Koro DK privilégie les robes de soirée dans ses collections.

Rester à la maison ? Un non catégorique

Dans les années 90, Korotimi Dao épouse l’élu de son cœur. Cette union l’a fait voyager jusqu’en Arabie Saoudite. Mais cette aventure la chiffonne sur un aspect. Là-bas, les femmes ne travaillent pas. Cette situation lui déplaît fortement. Elle qui faisait du commerce depuis son Burkina natal ne se voit pas être dépendante financièrement de son mari. « Un jour, j’ai dit à mon mari que c’est impossible pour moi de ne pas travailler. Comment dans un pays aussi riche, les femmes ne peuvent pas travailler ? Nous, on est dans un pays soi-disant pauvre, mais on travaille. Chez nous, il y a la liberté.
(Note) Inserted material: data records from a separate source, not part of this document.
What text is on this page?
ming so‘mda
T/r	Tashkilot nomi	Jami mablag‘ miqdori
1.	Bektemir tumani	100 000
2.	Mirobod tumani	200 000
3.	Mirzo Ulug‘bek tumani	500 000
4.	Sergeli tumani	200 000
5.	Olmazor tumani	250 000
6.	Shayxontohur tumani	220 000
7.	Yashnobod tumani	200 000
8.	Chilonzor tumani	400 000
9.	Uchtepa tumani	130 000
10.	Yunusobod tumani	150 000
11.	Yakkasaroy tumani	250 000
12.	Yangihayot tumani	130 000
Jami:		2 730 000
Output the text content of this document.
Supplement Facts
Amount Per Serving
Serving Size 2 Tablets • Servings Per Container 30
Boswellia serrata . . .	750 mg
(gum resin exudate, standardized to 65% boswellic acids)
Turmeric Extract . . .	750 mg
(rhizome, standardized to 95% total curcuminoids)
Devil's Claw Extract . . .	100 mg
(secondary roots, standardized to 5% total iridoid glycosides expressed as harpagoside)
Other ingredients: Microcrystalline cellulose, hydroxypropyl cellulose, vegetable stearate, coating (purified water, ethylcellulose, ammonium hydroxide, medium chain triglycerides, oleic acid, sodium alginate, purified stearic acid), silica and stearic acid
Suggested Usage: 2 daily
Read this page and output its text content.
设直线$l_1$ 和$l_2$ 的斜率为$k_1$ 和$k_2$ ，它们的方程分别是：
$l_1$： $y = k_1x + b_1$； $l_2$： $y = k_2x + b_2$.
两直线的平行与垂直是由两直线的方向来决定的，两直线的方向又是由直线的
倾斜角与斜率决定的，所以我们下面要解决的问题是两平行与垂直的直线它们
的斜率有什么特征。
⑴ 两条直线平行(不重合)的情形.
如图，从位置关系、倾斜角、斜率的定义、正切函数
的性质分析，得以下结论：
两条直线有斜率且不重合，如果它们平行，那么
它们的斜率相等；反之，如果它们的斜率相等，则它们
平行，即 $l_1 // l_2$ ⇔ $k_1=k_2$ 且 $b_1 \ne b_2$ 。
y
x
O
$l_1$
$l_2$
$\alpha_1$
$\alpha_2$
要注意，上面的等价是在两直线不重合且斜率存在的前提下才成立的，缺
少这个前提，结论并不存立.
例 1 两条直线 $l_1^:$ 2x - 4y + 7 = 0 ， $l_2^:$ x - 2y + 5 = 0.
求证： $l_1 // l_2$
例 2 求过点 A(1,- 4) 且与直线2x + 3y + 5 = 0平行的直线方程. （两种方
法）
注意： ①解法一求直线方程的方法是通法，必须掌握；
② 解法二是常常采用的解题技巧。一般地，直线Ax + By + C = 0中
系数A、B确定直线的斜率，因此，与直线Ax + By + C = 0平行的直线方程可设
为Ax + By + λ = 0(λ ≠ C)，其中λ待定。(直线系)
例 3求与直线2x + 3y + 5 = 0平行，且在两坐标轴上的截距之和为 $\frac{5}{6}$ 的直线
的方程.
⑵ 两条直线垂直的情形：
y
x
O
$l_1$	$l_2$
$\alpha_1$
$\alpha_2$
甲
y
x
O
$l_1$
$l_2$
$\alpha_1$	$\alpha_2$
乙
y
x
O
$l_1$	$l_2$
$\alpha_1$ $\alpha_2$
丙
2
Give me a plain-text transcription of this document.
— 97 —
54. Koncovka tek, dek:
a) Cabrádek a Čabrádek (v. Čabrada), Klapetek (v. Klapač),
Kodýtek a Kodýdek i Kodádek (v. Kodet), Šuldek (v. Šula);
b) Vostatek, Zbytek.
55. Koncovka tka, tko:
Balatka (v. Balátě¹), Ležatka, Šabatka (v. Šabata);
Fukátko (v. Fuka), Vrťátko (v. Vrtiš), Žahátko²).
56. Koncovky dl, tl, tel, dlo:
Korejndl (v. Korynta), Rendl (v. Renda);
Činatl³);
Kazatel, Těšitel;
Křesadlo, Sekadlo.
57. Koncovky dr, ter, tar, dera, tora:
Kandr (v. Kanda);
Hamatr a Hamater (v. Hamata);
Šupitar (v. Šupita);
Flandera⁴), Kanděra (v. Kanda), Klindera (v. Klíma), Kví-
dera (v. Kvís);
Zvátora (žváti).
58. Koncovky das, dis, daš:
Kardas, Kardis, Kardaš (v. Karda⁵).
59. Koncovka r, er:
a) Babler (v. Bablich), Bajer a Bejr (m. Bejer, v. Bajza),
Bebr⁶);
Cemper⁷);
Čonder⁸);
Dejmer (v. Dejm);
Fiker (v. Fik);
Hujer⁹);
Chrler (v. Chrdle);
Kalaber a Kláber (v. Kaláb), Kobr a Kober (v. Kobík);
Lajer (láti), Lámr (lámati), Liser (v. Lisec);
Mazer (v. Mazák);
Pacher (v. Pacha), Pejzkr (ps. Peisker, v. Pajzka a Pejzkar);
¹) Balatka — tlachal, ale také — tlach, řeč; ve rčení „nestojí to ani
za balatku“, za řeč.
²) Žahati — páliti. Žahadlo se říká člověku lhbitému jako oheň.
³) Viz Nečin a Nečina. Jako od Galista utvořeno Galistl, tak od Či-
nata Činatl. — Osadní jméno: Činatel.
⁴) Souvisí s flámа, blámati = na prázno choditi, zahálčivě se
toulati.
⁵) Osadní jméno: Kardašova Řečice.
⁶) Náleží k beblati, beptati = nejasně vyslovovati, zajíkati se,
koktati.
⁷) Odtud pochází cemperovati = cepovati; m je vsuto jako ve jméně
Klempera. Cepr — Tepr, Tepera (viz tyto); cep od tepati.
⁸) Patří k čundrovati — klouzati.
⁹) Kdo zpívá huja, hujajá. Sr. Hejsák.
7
Je ne peux pas rester à la maison les bras croisés et toi tu vas venir me nourrir », se souvient-elle.

Son époux lui demande alors ce qu’elle désire faire. Elle lui rappelle alors que toute petite, elle faisait de la couture. Son souhait est de continuer dans cette lancée. Son époux lui remet alors 5 000 rials, ce qui est l’équivalent 750 000 F CFA. Cette somme est utilisée pour l’achat de deux machines à coudre. Après cette étape, il fallait trouver des couturiers. Le chemin est encore parsemé d’embuches. En Arabie Saoudite, les femmes n’ont également pas le droit de conduire. C’est son chauffeur, un Malien, qui l’accompagne au souk d’Albarta pour trouver des couturiers. « Là-bas, on ne peut pas s’adresser directement à un homme. J’avais un chauffeur malien qui parlait mieux l’anglais que moi. C’est lui qui était mon intermédiaire. On était dans un quartier diplomatique, on a demandé s’ils sont prêts à venir dans le quartier. Ils ont accepté, l’aventure a commencé comme cela », s’est-elle remémorée.

Un style propre à Koro DK

Sa vie en Arabie Saoudite a influencé ses créations. Les férus de la mode burkinabè constateront que la signature de la marque Koro DK Style est son penchant pour les robes de soirée. Elle ne s’en cache pas. « L’Arabie Saoudite a influencé mes créations. Là-bas, la femme, ce n’est pas seulement le hijab et les longues robes noires qu’elles portent. Quand il y avait des soirées entre femmes, c’est là-bas qu’elles changent de tenues. Elles portaient des robes de soirée. J’ai même organisé des défilés dans ce pays. Je travaille surtout sur des robes de soirée. Elles rendent la femme plus belle, elles lui donnent de l’aura et de l’aisance », a-t-elle confié.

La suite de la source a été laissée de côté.